2. Avoid using order
DBMS does ordering execution frequently, so the user doesn’t have to care which ordering operation is performing
- Use All option
For example UNION, if you don’t need repeated data, you can use UNION ALL instead UNION
1.
SELECT * FROM CLASS_A
UNION
SELECT * FROM CLASS_B
2.
SELECT * FROM CLASS_A
UNION ALL
SELECT * FROM CLASS_B
Use EXISTS rather than DISTINCT
DISTINCT will exclude repeated data. When you try to combine two tables, you shall use EXISTS instead of DISTINCT to avoid ordering.
For example,
1. SELECT DISTINCT I.item_no FROM Items I INNER JOIN SalesHistory SH ON I.item_no = SH.item_no;
2. SELECT item_no FROM Items I WHERE EXISTS
(SELECT * FROM SalesHistory SH WHERE I.item_no=SH.item_no);
3.(MAX/MIN) use index
When you use MAX and MIN two math functions, these two will do ordering but if the parameter has index, it will seek not scan all the table
4.Write the statement in WHERE than HAVING
1.
SELECT sale_date, SUM(quantity) FROM SalesHistory
GROUP BY sale_date
HAVING sale_date = ‘2010-10-2’;
2.
SELECT sale_date, SUM(quantity) FROM SalesHistory
WHERE sale_date= ‘2010-10-2’ GROUP BY sale_date
The second example (WHERE) has better performance. There are two reasons. Firstly, index works on where statement. Secondly, GROUP BY will do ordering and hashing executions. Hence we have to minimize the row to improve the performance of ordering. Index does not work on HAVING.
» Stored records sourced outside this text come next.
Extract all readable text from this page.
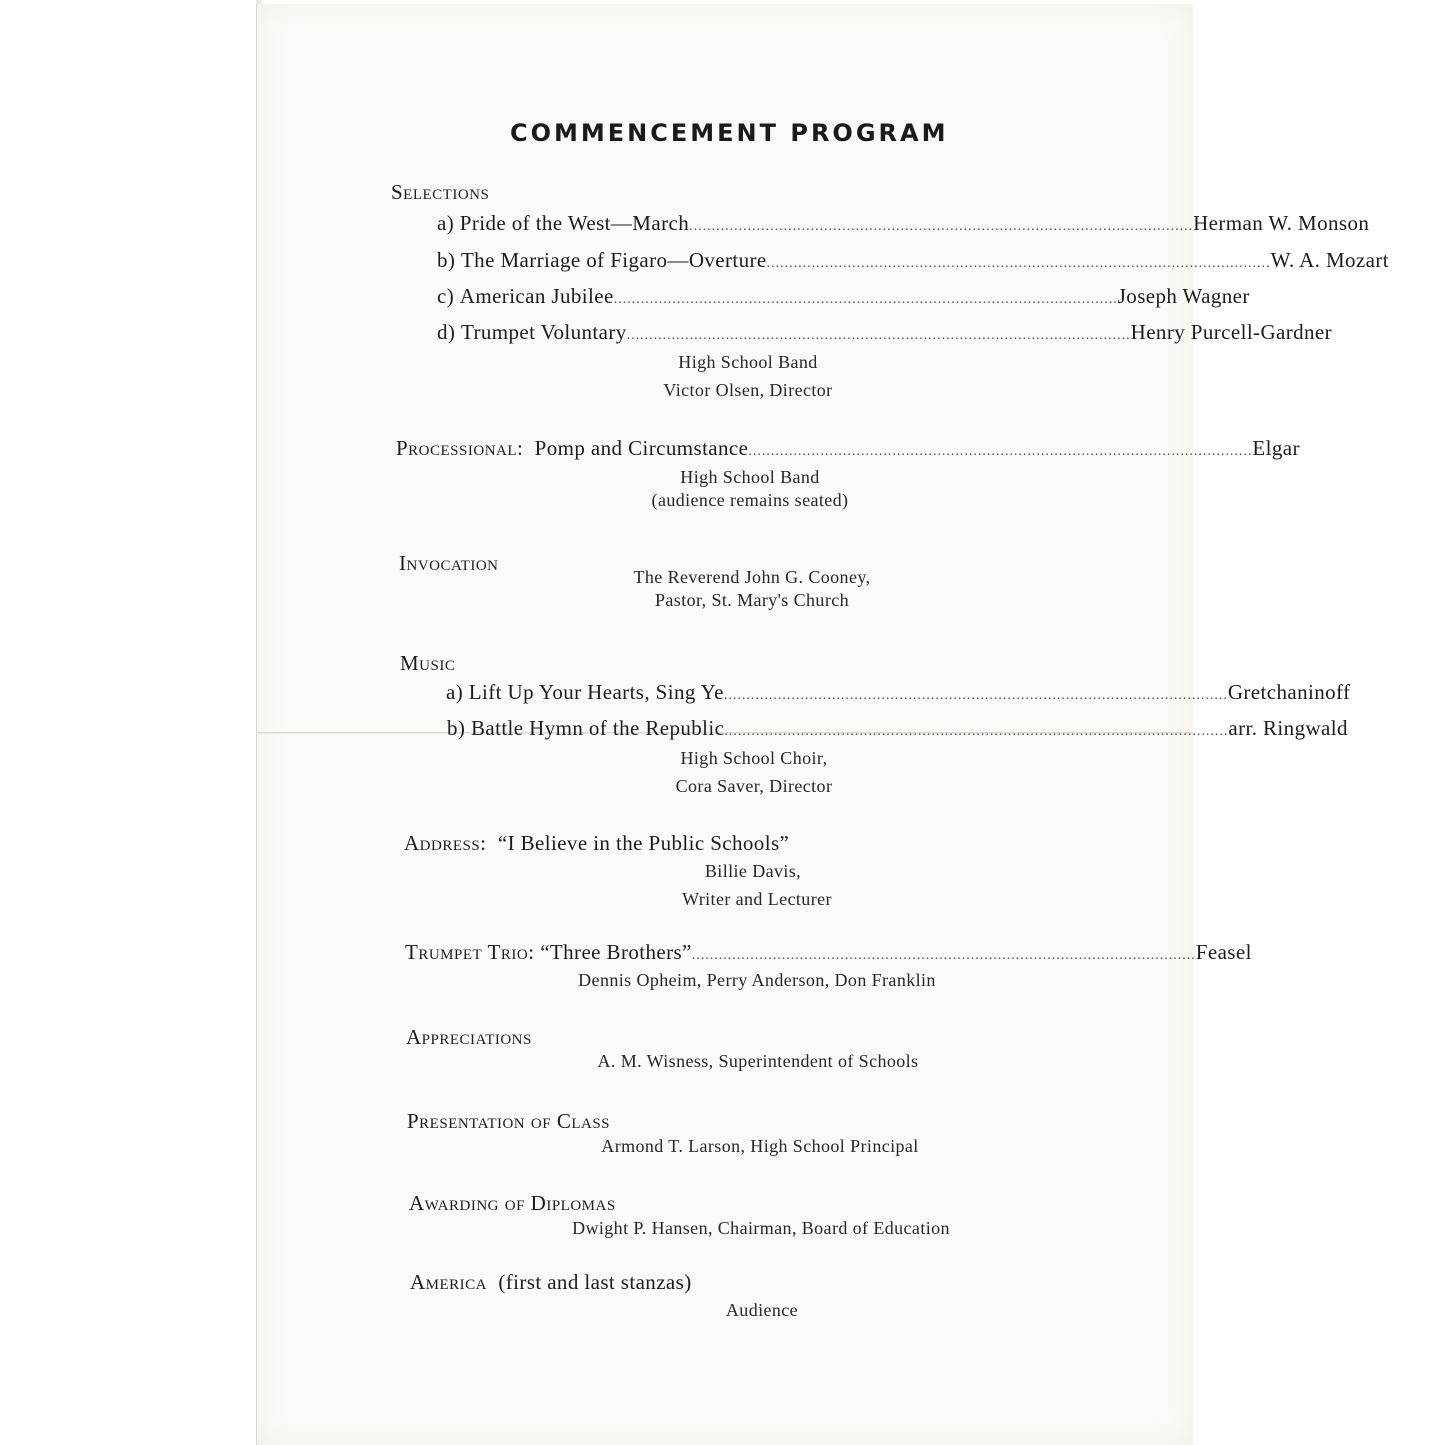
COMMENCEMENT PROGRAM
Selections
a)
Pride of the West—March ................................................................................................................ Herman W. Monson
b)
The Marriage of Figaro—Overture ................................................................................................................ W. A. Mozart
c)
American Jubilee ................................................................................................................ Joseph Wagner
d)
Trumpet Voluntary ................................................................................................................ Henry Purcell-Gardner
High School Band
Victor Olsen, Director
Processional:
Pomp and Circumstance ................................................................................................................ Elgar
High School Band
(audience remains seated)
Invocation
The Reverend John G. Cooney,
Pastor, St. Mary's Church
Music
a)
Lift Up Your Hearts, Sing Ye ................................................................................................................ Gretchaninoff
b)
Battle Hymn of the Republic ................................................................................................................ arr. Ringwald
High School Choir,
Cora Saver, Director
Address: “I Believe in the Public Schools”
Billie Davis,
Writer and Lecturer
Trumpet Trio:
“Three Brothers” ................................................................................................................ Feasel
Dennis Opheim, Perry Anderson, Don Franklin
Appreciations
A. M. Wisness, Superintendent of Schools
Presentation of Class
Armond T. Larson, High School Principal
Awarding of Diplomas
Dwight P. Hansen, Chairman, Board of Education
America (first and last stanzas)
Audience
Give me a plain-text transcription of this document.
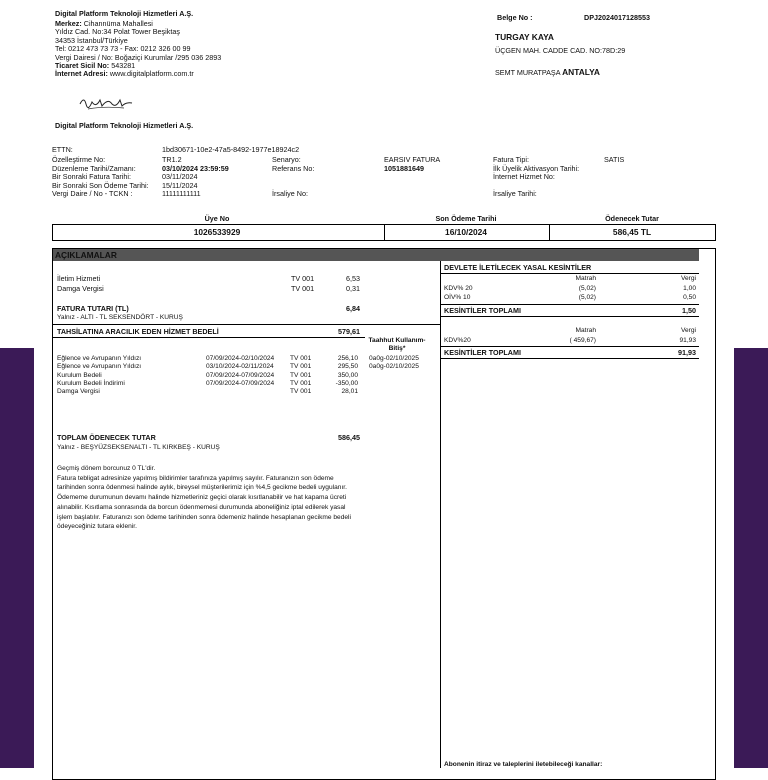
Digital Platform Teknoloji Hizmetleri A.Ş.
Merkez: Cihannüma Mahallesi
Yıldız Cad. No:34 Polat Tower Beşiktaş
34353 İstanbul/Türkiye
Tel: 0212 473 73 73 - Fax: 0212 326 00 99
Vergi Dairesi / No: Boğaziçi Kurumlar /295 036 2893
Ticaret Sicil No: 543281
İnternet Adresi: www.digitalplatform.com.tr
Digital Platform Teknoloji Hizmetleri A.Ş.
Belge No :	DPJ2024017128553
TURGAY KAYA
ÜÇGEN MAH. CADDE CAD. NO:78D:29
SEMT MURATPAŞA ANTALYA
ETTN:	1bd30671-10e2-47a5-8492-1977e18924c2
Özelleştirme No:	TR1.2	Senaryo:	EARSIV FATURA	Fatura Tipi:	SATIS
Düzenleme Tarihi/Zamanı:	03/10/2024 23:59:59	Referans No:	1051881649	İlk Üyelik Aktivasyon Tarihi:
Bir Sonraki Fatura Tarihi:	03/11/2024	İnternet Hizmet No:
Bir Sonraki Son Ödeme Tarihi: 15/11/2024
Vergi Daire / No - TCKN :	11111111111	İrsaliye No:	İrsaliye Tarihi:
Üye No	Son Ödeme Tarihi	Ödenecek Tutar
1026533929	16/10/2024	586,45 TL
AÇIKLAMALAR
İletim Hizmeti	TV 001	6,53
Damga Vergisi	TV 001	0,31
FATURA TUTARI (TL)	6,84
Yalnız - ALTI - TL SEKSENDÖRT - KURUŞ
TAHSİLATINA ARACILIK EDEN HİZMET BEDELİ	579,61
Taahhut Kullanım-Bitiş*
Eğlence ve Avrupanın Yıldızı	07/09/2024-02/10/2024 TV 001	256,10 0a0g-02/10/2025
Eğlence ve Avrupanın Yıldızı	03/10/2024-02/11/2024 TV 001	295,50 0a0g-02/10/2025
Kurulum Bedeli	07/09/2024-07/09/2024 TV 001	350,00
Kurulum Bedeli İndirimi	07/09/2024-07/09/2024 TV 001	-350,00
Damga Vergisi	TV 001	28,01
TOPLAM ÖDENECEK TUTAR	586,45
Yalnız - BEŞYÜZSEKSENALTI - TL KIRKBEŞ - KURUŞ
Geçmiş dönem borcunuz 0 TL'dir.
Fatura tebligat adresinize yapılmış bildirimler tarafınıza yapılmış sayılır. Faturanızın son ödeme
tarihinden sonra ödenmesi halinde aylık, bireysel müşterilerimiz için %4,5 gecikme bedeli uygulanır.
Ödememe durumunun devamı halinde hizmetleriniz geçici olarak kısıtlanabilir ve hat kapama ücreti
alınabilir. Kısıtlama sonrasında da borcun ödenmemesi durumunda aboneliğiniz iptal edilerek yasal
işlem başlatılır. Faturanızı son ödeme tarihinden sonra ödemeniz halinde hesaplanan gecikme bedeli
ödeyeceğiniz tutara eklenir.
DEVLETE İLETİLECEK YASAL KESİNTİLER
Matrah	Vergi
KDV% 20	(5,02)	1,00
OİV% 10	(5,02)	0,50
KESİNTİLER TOPLAMI	1,50
Matrah	Vergi
KDV%20	( 459,67)	91,93
KESİNTİLER TOPLAMI	91,93
Abonenin itiraz ve taleplerini iletebileceği kanallar:
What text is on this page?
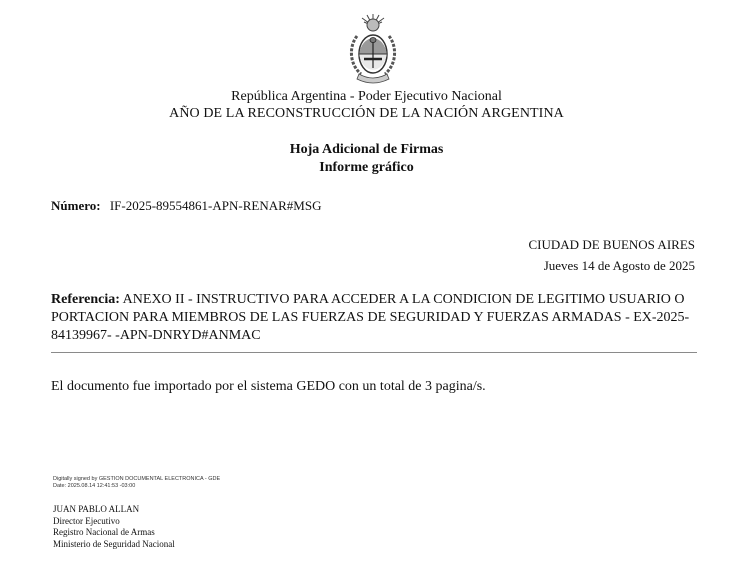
República Argentina - Poder Ejecutivo Nacional
AÑO DE LA RECONSTRUCCIÓN DE LA NACIÓN ARGENTINA
Hoja Adicional de Firmas
Informe gráfico
Número: IF-2025-89554861-APN-RENAR#MSG
CIUDAD DE BUENOS AIRES
Jueves 14 de Agosto de 2025
Referencia: ANEXO II - INSTRUCTIVO PARA ACCEDER A LA CONDICION DE LEGITIMO USUARIO O PORTACION PARA MIEMBROS DE LAS FUERZAS DE SEGURIDAD Y FUERZAS ARMADAS - EX-2025-84139967- -APN-DNRYD#ANMAC
El documento fue importado por el sistema GEDO con un total de 3 pagina/s.
Digitally signed by GESTION DOCUMENTAL ELECTRONICA - GDE
Date: 2025.08.14 12:41:53 -03:00
JUAN PABLO ALLAN
Director Ejecutivo
Registro Nacional de Armas
Ministerio de Seguridad Nacional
5. Reduce the intermediary table
Intermediary table needs lots of memory and it is hard to use index, therefore minimize the use of intermediary table is a key to improve table performance.
Use HAVING
SELECT * FROM(SELECT sale_date, MAX(quantity) AS max_qty FROM SalesHistroy
GROUP BY sale_date)TMP WHERE max_qty >= 10;
Do not build extra middle table, use Having
SELECT sale_date, MAX(quantity) FROM SalesHistory
GROUP BY sale_date HAVING MAX(quantity) >= 10
The above five tips are the key method to improve overall SQL performance, but the most important thing is to find the fundamental problem and then solve it.